Case in point: This past weekend, there was a Sherlockian conference in Bloomington, Indiana, not that far from here, but certain work obligations made it a definite no-go for me. A couple friends who wanted to go couldn't make it either, and scanning the internet, I'm not seeing any reports on the weekend-long event via any of the normal channels I use. There's plenty out there, promoting it ahead of time, but no real reporting of the event four days after it ended. Another great-sounding day of Sherlock was happening in Baltimore on Saturday as well.
While I'm certain there will eventually be reports in print, in the quarterly Baker Street Journal, it's 2019. We have more instantaneous sources . . . or should have.
Last month, during the Left Coast Sherlockian Symposium, regular readers know that I was live-blogging the crap out of that weekend, for better or worse. I got many thanks for that, as people want to hear what they missed, what went on, and get enough info that they can watch for some of the event's content, or look for a well-regarded speaker, at some future venue. I also try to report on 221B Con each year, for the same reasons. As a Sherlockian who has always been a little distant from so many events, I know how it feels to get a big nothing sandwich from an event where you know something of interest had to happen. But in a culture of writers, we often seem short on reporters.
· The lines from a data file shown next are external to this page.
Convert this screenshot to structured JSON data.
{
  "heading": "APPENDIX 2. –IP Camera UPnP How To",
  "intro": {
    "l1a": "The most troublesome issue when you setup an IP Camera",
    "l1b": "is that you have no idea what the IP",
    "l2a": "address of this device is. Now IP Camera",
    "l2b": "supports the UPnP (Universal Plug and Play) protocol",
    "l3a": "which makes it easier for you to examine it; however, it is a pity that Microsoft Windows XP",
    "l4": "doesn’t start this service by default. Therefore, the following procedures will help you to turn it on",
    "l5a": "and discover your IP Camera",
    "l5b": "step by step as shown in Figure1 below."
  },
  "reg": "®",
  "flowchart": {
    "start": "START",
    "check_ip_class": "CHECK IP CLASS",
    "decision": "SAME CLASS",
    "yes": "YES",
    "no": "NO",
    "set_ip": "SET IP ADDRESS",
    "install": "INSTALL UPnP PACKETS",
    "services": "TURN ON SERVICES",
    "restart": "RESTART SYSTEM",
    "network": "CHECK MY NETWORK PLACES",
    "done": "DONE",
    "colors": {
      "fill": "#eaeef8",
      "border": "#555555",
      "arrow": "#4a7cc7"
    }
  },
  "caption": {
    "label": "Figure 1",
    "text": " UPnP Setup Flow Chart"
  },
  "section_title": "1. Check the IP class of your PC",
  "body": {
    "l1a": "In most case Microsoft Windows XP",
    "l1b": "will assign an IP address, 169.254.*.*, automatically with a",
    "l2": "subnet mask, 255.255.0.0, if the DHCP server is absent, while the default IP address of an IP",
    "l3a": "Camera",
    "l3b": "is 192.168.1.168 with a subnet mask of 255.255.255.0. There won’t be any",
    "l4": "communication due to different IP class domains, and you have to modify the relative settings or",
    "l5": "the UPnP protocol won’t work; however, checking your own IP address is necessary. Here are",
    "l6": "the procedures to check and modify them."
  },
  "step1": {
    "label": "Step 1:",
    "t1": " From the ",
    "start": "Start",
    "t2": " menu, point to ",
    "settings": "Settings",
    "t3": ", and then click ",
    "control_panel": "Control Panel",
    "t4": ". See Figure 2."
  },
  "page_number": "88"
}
While it's true, sometimes reporting on Sherlockian events can be "So-and-so spoke on such-and-such topic, and it was great!" which is pretty minimal. But it's something.
Event organizers are too busy, and eventually too worn out, to record their own functions . . . and they like to hear how they did, probably more than distant folk want to hear what happened. In person kudos are good, but some written records to look back on someday, some clippings for the scrapbook, to use a metaphor from the days of all-print . . . those have lasting value, especially when they come from multiple sources.
Holmes's irregulars could "go everywhere, see everything, overhear everyone," but if none of them told each other of those things, passing it along to Holmes, there would have been little point to their existence. And Sherlock Holmes used those street urchins because he used every resource at his disposal. He would have loved the internet, and formed his own networks with it, I'm sure.
Yet here we are, 2019, and Sherlockian culture has yet to fully exploit something the man himself would have loved to its fullest potential. (With a few well-known individual Sherlockian exceptions. But they can't get it all.)